My actions had resulted in the discovery of the name of the probable rapist, Clayton Slidell, but finding him was easier said than done.
As much as I’d wanted to horn in on the investigation, I couldn’t take part without seriously jeopardizing Tricia’s case. I could just imagine the headline: “Sister of the rape victim leads search for alleged attacker.”
Hello? Vendetta, anyone?
Anything I did had to be as far in the background as possible.
Tripp’s reminder of these facts annoyed me, but he was right. I couldn’t afford to take any more questionable acti
ons, even if I had good reasons.
But that didn’t mean I had to like it.
“Trust me,” he continued, injecting confidence into his tone. “You want to do this the right way, and—”

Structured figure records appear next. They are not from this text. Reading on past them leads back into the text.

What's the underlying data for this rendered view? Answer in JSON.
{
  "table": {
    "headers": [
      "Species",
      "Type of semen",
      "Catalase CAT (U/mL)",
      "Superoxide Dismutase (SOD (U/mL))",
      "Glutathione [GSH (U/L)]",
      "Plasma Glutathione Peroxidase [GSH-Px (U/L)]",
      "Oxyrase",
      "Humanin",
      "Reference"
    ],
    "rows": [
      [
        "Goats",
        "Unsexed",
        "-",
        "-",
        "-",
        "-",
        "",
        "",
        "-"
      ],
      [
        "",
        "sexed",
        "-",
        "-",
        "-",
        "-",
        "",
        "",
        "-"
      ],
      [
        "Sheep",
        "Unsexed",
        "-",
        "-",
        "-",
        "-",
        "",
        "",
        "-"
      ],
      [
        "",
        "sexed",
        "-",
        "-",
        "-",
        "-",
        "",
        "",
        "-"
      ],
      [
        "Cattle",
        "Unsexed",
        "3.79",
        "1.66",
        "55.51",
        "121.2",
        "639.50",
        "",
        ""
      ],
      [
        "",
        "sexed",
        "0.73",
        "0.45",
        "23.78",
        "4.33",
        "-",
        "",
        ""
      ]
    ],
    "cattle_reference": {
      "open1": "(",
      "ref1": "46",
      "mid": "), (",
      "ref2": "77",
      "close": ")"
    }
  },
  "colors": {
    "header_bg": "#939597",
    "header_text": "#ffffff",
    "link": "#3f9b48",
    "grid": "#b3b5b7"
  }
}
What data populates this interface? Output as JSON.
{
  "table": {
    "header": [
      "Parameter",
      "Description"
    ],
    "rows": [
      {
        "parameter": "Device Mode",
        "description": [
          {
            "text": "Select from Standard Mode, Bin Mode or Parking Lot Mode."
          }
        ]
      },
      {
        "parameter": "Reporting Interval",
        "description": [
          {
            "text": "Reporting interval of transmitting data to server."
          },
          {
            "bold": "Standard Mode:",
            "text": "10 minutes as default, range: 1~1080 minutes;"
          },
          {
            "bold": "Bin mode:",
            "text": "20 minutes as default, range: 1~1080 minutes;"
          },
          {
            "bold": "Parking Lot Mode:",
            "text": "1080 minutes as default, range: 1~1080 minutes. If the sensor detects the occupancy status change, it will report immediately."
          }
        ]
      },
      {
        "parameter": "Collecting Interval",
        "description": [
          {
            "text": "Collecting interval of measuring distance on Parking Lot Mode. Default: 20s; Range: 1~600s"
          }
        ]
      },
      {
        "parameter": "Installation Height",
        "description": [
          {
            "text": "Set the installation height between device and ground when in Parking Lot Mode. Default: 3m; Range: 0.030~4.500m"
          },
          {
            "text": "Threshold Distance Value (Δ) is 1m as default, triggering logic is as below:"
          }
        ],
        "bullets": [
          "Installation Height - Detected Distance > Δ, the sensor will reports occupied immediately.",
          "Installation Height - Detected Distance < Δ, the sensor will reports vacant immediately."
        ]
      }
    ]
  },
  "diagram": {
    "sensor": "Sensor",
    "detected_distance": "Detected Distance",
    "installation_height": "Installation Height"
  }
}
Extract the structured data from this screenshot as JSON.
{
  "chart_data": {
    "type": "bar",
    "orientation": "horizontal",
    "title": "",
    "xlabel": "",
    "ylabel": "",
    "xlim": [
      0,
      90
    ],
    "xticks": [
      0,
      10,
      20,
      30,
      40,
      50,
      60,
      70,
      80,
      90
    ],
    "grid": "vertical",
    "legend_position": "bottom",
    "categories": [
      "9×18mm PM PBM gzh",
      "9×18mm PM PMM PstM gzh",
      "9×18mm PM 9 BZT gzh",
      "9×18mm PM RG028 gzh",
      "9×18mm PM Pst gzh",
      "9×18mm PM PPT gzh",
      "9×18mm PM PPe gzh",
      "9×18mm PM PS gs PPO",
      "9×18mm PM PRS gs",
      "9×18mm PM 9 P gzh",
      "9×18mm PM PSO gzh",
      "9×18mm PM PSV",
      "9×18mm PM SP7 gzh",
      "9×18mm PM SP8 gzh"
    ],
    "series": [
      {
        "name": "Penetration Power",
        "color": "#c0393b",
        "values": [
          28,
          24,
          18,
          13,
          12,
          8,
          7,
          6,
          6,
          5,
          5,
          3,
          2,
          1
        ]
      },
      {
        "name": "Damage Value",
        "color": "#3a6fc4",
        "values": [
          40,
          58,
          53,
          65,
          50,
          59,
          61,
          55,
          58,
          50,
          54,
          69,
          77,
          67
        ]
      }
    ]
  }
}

“Don’t worry, Tripp,” I said, choosing my words carefully. “I’ve been patient since we got his name, haven’t I? I’ve let you handle it. I will not do anything to jeopardize Tricia’s case.”
And I wouldn’t, but that didn’t mean I would refrain from pursuing Slidell using public records searches and other methods a private investigator would use, just in case Tripp missed something.
Now I had another reason to hurry inside the DOI building. Not only had the day turned as cold as a mother-in-law’s disapproval, but once I disconnected with Tripp, I itched to hunt down Marnie Jacobs, Slidell’s alleged paramour.
But first things first. I had to talk to Vincent and try to deconstruct what the heck had taken place on Polk Highway.
I slammed the door of my sedan, leaving my ice pack to languish on the front seat, and marched through the cold afternoon and into the DOI.
Because it was Saturday and not an official workday for other employees, the office administrator’s desk was empty, and I was grateful not to have to explain my black eye to Matilda.
Knowing we were one step closer to catching Slidell made me feel even antsier than when I’d first left the accident site, and I was ready to be done with the fraud investigation before it had even begun.
If it were up to me, I might have been tempted to set the sedan on fire and call it a total loss just so I could concentrate more fully on my sister’s case. Of course, that was illegal and pretty unethical for someone who investigates fraud for a living. So instead of committing arson, I banished my naughty thoughts and bounded up the stairs to my office, determined to get on with the job.
I was rounding a corner when I bumped into Vincent in the hallway. He carried a stack of papers topped with a sack of takeout, and had it not been for those impediments, we would have ended up flush against each other.